The v-erbA oncogene has been discovered as one of the two viral oncogenes carried by the avian leukemia retrovirus AEV. It is derived from the c-erbA protooncogene which encodes the alpha form of the nuclear receptor for the thyroid hormone triiodothyronine (T3R). This receptor belongs to a large family of nuclear hormone receptors that function as ligand-regulated transcription factors and the v-erbA oncoprotein has been shown to function as an antagonist of normal T3R and related receptors in the control of transcription. It is thus the first dominant negative transcription factor acting as an oncogene described to date.
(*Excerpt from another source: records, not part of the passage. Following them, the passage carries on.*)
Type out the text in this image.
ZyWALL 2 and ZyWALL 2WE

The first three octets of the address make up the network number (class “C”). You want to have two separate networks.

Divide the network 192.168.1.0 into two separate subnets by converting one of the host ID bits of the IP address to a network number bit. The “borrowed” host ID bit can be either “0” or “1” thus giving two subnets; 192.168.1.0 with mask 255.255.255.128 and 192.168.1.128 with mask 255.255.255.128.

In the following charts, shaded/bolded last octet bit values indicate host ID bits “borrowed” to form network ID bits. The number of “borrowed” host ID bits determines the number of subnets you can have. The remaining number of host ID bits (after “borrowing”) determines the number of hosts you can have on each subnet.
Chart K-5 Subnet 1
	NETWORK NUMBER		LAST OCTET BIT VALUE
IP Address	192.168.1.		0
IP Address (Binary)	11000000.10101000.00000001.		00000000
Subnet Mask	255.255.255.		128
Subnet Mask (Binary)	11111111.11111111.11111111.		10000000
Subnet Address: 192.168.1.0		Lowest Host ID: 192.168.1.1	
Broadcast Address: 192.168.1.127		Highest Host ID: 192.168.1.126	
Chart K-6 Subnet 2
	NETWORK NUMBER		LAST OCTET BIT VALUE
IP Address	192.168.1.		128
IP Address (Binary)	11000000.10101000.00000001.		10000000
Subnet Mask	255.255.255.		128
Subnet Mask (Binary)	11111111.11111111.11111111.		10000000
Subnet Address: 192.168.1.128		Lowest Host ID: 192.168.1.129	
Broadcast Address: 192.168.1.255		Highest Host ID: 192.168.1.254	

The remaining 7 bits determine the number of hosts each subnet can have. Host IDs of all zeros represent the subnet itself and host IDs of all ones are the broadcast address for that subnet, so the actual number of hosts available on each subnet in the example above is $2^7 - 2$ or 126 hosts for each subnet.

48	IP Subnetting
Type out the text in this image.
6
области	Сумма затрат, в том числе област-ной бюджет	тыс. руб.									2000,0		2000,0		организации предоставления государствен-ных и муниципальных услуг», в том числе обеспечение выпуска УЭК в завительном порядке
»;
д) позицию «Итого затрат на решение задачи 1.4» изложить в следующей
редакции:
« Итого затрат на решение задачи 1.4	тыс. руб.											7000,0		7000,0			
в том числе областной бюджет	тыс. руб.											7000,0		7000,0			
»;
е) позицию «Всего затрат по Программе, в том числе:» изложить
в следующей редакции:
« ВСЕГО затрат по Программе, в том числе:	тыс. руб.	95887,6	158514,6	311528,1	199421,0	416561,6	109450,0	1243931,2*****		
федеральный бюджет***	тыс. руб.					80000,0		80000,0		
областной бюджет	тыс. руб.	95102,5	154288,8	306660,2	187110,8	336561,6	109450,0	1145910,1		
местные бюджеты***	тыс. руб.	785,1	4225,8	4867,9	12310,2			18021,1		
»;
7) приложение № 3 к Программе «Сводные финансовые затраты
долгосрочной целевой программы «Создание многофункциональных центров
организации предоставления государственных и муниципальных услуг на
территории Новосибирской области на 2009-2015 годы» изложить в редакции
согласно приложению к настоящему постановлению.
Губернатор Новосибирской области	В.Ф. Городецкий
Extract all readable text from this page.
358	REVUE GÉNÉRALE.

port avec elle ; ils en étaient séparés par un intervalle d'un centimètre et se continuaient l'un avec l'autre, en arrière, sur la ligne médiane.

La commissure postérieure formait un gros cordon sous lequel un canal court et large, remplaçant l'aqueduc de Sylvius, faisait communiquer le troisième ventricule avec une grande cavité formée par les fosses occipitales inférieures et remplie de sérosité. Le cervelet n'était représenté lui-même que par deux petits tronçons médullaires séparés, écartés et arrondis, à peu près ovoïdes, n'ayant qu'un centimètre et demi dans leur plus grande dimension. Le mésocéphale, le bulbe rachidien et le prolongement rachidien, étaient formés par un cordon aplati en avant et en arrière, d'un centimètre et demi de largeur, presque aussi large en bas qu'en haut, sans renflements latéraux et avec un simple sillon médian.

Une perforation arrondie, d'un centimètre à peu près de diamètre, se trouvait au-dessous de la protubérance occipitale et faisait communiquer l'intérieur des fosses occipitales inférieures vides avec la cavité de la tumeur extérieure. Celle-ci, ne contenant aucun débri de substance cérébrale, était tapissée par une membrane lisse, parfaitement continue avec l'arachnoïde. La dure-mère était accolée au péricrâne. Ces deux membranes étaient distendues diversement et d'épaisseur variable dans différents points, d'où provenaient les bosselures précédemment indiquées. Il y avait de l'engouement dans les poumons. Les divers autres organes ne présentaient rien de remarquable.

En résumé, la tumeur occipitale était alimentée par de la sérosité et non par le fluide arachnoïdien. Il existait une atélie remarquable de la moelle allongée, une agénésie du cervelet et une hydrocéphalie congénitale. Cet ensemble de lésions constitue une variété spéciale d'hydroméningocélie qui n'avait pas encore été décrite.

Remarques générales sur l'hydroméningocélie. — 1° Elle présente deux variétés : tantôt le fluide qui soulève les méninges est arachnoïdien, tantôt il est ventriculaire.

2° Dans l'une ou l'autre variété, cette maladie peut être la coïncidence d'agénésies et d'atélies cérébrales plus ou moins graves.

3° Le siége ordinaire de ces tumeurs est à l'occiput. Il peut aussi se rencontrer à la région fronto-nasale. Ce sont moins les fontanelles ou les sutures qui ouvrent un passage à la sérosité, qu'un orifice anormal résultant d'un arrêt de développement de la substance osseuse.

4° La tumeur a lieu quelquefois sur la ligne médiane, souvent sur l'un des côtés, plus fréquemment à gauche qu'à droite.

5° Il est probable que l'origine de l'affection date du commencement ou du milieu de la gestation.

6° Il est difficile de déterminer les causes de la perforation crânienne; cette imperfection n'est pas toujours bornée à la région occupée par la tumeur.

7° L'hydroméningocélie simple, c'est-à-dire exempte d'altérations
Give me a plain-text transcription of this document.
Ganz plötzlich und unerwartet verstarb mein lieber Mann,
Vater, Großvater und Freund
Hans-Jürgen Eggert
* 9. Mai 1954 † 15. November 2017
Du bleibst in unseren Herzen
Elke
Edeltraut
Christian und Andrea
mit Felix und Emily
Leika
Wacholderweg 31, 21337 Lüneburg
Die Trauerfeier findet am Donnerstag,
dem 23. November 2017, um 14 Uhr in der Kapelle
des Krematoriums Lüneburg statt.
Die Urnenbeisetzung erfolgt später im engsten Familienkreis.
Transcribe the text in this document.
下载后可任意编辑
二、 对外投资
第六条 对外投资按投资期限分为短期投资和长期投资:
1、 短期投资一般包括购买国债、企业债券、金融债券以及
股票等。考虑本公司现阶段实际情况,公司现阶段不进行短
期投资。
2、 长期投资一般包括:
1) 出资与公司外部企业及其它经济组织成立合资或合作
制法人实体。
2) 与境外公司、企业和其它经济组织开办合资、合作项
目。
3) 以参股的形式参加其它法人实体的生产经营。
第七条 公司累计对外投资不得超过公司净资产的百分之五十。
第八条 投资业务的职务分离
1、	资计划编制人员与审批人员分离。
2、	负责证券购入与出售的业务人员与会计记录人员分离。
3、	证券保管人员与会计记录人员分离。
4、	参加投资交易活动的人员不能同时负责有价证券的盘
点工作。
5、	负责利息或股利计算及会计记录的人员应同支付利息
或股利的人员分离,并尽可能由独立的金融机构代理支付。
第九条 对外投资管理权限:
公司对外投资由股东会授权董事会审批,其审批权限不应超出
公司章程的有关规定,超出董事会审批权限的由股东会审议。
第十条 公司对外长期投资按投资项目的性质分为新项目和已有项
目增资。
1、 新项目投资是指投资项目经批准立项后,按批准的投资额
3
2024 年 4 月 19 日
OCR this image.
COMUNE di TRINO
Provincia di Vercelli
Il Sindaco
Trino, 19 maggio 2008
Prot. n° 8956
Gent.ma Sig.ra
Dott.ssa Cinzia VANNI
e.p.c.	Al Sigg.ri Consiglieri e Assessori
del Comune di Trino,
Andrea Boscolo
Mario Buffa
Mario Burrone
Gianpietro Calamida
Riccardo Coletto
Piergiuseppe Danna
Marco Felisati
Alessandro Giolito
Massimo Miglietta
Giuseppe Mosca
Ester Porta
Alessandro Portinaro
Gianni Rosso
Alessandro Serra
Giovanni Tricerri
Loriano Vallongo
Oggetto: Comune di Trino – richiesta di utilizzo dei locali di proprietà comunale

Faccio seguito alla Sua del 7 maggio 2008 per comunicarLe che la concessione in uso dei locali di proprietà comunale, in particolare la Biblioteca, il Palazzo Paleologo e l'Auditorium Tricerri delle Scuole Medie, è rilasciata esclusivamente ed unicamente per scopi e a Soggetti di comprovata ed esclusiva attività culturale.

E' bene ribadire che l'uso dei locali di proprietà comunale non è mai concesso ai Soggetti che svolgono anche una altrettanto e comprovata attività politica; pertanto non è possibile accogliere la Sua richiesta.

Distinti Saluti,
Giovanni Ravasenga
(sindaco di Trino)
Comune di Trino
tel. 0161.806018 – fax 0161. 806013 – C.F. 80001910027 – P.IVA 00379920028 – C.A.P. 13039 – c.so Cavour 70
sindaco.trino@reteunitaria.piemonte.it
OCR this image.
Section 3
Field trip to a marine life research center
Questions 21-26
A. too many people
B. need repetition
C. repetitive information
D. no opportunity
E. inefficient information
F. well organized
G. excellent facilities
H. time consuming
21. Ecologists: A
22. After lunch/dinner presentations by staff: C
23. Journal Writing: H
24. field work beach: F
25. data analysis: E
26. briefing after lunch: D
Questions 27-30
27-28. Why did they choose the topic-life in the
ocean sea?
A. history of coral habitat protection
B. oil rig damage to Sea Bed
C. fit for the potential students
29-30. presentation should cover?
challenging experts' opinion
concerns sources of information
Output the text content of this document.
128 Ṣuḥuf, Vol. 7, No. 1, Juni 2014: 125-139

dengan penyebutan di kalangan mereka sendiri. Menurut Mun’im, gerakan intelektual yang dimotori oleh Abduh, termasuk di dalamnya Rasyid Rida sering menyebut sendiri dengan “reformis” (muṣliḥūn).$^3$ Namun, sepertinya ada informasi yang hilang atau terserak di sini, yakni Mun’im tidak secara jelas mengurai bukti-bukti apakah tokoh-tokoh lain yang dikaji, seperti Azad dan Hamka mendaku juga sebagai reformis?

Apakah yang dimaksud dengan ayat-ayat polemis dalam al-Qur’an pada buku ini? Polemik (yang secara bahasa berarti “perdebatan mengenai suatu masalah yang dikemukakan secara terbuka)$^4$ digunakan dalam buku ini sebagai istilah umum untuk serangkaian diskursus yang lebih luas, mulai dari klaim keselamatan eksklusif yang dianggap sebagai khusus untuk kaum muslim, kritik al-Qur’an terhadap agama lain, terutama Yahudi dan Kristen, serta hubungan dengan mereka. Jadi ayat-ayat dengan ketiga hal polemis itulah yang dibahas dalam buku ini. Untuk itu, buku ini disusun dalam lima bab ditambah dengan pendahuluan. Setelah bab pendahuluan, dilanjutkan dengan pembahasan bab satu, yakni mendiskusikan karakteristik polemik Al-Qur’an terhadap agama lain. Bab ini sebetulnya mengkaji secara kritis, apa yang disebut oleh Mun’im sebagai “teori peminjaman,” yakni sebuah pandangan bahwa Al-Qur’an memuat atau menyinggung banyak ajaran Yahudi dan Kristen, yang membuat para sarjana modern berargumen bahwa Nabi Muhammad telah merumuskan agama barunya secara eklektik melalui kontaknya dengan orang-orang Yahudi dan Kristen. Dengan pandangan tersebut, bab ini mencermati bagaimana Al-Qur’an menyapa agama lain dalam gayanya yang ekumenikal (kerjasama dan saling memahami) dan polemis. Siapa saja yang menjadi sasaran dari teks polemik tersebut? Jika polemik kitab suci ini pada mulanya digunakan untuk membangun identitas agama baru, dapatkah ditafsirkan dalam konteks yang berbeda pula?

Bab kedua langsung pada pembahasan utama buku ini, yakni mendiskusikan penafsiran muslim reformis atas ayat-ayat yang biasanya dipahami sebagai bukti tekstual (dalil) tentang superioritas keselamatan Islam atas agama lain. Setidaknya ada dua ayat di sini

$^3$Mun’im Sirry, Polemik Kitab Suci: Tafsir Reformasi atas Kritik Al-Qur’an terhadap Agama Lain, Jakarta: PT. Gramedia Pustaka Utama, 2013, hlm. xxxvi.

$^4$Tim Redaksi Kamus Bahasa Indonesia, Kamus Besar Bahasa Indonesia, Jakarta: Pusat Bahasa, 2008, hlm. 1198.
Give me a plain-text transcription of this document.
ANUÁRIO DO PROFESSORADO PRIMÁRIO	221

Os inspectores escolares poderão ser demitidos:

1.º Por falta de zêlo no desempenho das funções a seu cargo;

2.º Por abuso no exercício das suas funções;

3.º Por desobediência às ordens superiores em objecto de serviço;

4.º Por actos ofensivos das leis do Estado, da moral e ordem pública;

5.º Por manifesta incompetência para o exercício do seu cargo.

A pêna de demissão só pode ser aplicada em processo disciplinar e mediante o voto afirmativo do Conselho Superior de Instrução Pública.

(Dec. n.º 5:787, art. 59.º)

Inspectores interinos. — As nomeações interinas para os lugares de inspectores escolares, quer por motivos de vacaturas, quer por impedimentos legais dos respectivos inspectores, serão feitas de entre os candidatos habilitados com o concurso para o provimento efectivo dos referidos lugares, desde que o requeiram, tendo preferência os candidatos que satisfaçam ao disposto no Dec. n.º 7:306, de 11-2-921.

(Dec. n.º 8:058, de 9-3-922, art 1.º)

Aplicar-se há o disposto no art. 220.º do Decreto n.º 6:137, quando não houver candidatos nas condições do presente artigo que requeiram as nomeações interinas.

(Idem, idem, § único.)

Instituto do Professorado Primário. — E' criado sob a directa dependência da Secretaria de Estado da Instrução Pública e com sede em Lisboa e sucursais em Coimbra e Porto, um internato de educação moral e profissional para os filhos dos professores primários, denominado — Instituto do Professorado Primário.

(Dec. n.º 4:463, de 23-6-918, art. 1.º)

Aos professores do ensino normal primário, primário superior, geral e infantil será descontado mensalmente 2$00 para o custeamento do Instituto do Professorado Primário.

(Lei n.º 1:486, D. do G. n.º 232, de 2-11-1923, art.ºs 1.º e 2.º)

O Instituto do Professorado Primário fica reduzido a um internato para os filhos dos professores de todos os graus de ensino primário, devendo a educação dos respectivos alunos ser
Functional and biochemical dissections of this oncogene have brought many informations on the mechanisms of action of normal receptors and on the ways through which altered receptors can contribute to oncogenic transformation. The v-erbA model is widely used as a reference to investigate the involvement of nuclear hormone receptors in the development of human cancers.

c-ErbA, but not v-ErbA, competes with a putative erythroid repressor for binding to the carbonic anhydrase II promoter.

The carbonic anhydrase II (CAII) gene is the only known gene identified as direct target for v-ErbA-mediated repression in avian erythroleukemic cells transformed by Avian Erythroblastosis Virus (AEV). This gene is transcriptionally activated by thyroid hormone (T3) in normal erythrocytic cells. In this work we have analysed the molecular basis of the transcriptional control of the CAII gene by c-ErbA and v-ErbA. We show that several domains in the promoter control hormonal regulation of transcription. One domain proximal to the TATA box mediates T3 response but contains no identified binding site for c-ErbA. An other domain termed PAL2 is approximately 600 bp upstream the transcription initiation site and contains a c-ErbA binding site. We show that when it is associated to a heterologous promoter this site mediates transcriptional repression in erythrocytic cells but not in HeLa cells. Moreover, this site binds a nuclear erythrocyte-specific factor that we called NFX, which is different from c-ErbA. heterodimers between c-ErbA and the 9-cis retinoic acid receptor (RXR) compete with NFX for binding to PAL2. In contrast, v-ErbA alone or in association with RXR is a very poor competitor and is unable to chase NFX out of the PAL2 site. We propose that NFX is a transcription repressor whose activity is inhibited by c-ErbA but not v-ErbA. This mechanism might contribute to the overall regulation of the carbonic anhydrase II promoter. These data illustrate another possible mechanism through which v-ErbA might antagonize the function of c-ErbA in controlling gene expression.